03.25.07
Second Stage Strategy
As far as downloads go, my two Jamendo albums haven’t been doing too bad. Here are the totals as of today:
| .mp3 | .ogg | total | |
| evolution | 293 | 111 | 404 |
| handmade | 120 | 54 | 174 |
I look at these numbers and always get the surreal feeling that I’m dreaming; that any minute, I’m going to wake up. Isolated as I am, it’s hard for me to imagine my work has been dowloaded 578 times world-wide!
Well, when I look at the reviews, I come back down to Earth quickly
My first album, evolution, received overwhelmingly positive reviews, typically 9’s or 10’s. Not so for my second album. The consensus seems to be that handmade was only a 5 to 7, probably a 6.

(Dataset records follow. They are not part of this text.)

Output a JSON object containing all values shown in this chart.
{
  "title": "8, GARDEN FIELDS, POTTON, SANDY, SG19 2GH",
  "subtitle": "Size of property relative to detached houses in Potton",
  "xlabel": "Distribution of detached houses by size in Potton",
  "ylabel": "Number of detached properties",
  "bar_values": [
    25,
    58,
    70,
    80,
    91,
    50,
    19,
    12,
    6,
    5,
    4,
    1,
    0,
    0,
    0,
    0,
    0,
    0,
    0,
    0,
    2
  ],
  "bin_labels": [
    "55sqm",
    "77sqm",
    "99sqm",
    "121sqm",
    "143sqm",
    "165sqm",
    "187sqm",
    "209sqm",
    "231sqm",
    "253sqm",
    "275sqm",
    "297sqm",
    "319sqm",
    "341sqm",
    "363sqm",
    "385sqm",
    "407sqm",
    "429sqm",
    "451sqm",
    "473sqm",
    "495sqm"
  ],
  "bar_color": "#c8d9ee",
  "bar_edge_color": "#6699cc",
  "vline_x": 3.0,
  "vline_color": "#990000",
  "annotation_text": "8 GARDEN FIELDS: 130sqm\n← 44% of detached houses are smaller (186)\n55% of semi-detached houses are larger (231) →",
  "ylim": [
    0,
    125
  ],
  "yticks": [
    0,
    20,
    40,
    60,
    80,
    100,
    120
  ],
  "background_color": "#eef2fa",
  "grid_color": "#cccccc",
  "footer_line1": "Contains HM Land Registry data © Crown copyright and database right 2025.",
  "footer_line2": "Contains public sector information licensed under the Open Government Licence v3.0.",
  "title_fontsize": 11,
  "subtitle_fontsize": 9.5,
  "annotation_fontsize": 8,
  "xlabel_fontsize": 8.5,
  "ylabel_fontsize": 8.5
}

It was an experiment. Part of the charm of being independent is being able to leap down conveniently placed elevator shafts of your own free will
The percussion on handmade was all natural — conga drums, cowbells, maracas. But most of the reviews pointed out something important: it’s difficult to innovate in the style in which I was playing.
So what next?
Clear the board and start over.
As I’m at the second stage of my Woodshed project, I think my next step is to develop a concept I’ve been working on here lately. Not drum machines, not pure hand drums, but a new concept for me — hybrid drums. That is, some of the drums produced electronically, and some of them played by hand.
I also need to go back to those bizarre and fantastic rhythms I used on evolution. Many of the songs on that album were in odd time signatures — something I excel at improvising over, but which annihilate many other musicians.
Maybe it’s time I start finding my strengths and focusing on them. I want the third album to be something so personal, so powerful, so unique, that no one can even begin to classify it as anything but mine.